I'm not saying that doing this through the SecurityManager and blacklists / whitelists is a good idea. I'm saying that it is (AFAIK) the only way to do this.

Also, note that Java 17 marks SecurityManager as deprecated; for removal. See JEP 411. That is a reason that this another bad idea.

  • How does it work? Whitelist/blacklist, granularity, etc?

It depends on the permission, but I believe that the permission to use setAccessible is binary. If you want granularity, you need to either use a different class loader with a different security manager for the classes that you want to restrict. I guess you could implement a custom security manager that implements finer grained logic.

  • Is it common to have to configure it in your applications?

No.

  • Can I write my classes to be setAccessible-proof regardless of SecurityManager configuration?
  • Or am I at the mercy of whoever manages the configuration?

No you cannot, and yes you are.

The other alternative is to "enforce" this via source-code analysis tools; e.g. custom pmd or findbugs rules. Or selective code review of code identified by (say) grep setAccessible ....

In response to the followup

None of my classes have any semblance of enforceable privacy what-so-ever. The singleton pattern (putting doubts about its merits aside) is now impossible to enforce.

If that worries you, then I suppose you need to worry. But really you should not be trying to force other programmers to respect your design decisions.

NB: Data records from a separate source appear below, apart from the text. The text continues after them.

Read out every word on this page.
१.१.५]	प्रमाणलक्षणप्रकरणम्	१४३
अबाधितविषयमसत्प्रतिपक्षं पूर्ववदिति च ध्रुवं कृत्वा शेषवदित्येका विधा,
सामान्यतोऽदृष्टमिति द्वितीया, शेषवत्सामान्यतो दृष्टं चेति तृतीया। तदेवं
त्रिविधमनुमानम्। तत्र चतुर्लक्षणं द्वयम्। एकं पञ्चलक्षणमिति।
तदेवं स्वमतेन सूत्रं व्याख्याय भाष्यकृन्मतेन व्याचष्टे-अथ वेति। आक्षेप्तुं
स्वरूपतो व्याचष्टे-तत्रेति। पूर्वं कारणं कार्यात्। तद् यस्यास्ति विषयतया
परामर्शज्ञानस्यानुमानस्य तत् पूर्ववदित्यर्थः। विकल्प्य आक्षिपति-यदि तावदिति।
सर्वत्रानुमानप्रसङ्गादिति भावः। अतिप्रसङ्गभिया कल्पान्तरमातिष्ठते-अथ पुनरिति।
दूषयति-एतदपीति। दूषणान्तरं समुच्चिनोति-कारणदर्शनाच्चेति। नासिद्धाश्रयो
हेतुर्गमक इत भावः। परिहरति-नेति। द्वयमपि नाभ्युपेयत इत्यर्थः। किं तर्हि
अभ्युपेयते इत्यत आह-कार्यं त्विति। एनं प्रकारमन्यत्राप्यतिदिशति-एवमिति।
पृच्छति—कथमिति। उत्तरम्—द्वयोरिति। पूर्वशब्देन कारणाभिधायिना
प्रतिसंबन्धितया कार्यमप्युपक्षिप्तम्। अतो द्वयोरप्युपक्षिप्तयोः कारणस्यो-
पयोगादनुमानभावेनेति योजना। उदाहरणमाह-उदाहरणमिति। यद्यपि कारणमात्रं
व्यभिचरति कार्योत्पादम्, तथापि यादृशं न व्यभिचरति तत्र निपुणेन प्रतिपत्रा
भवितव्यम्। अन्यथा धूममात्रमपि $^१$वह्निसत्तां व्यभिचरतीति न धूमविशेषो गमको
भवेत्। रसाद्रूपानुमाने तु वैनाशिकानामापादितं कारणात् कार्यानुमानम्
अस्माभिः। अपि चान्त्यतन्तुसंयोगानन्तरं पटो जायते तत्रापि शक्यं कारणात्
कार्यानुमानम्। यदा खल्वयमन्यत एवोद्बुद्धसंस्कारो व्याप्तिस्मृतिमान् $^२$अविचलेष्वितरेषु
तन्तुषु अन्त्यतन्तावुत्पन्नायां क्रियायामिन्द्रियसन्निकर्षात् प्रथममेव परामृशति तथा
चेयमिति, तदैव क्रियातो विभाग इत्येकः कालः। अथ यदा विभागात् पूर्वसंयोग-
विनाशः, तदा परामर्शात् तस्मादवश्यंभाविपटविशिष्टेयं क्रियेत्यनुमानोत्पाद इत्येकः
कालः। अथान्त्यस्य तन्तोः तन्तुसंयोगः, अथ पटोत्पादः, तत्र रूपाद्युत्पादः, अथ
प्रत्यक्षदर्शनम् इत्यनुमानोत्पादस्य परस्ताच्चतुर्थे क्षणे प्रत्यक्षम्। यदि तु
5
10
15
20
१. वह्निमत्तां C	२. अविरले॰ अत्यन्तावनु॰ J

If people are stupid enough to use reflection to gratuitously create multiple instances of your singletons (for example), they can live with the consequences.

On the other hand, if you mean "privacy" to encompass the meaning of protecting sensitive information from disclosure, you are barking up the wrong tree. The way to protect sensitive data in a Java application is not to allow untrusted code into the security sandbox that deals with sensitive data. Java access modifiers are not intended to be a security mechanism.

<String example> - Am I the only one who thinks this is a HUGE concern?

Probably not the only one :-). But IMO, this is not a concern. It is accepted fact that untrusted code should be executed in a sandbox. If you have trusted code / a trusted programmer doing things like this, then your problems are worse than unexpectedly mutable Strings. (Think logic bombs, exfiltration of data via covert channels, etcetera)

There are ways to deal with (or mitigate) the problem of a "bad actor" in your development or operations team. But they are costly and restrictive ... and overkill for most use-cases.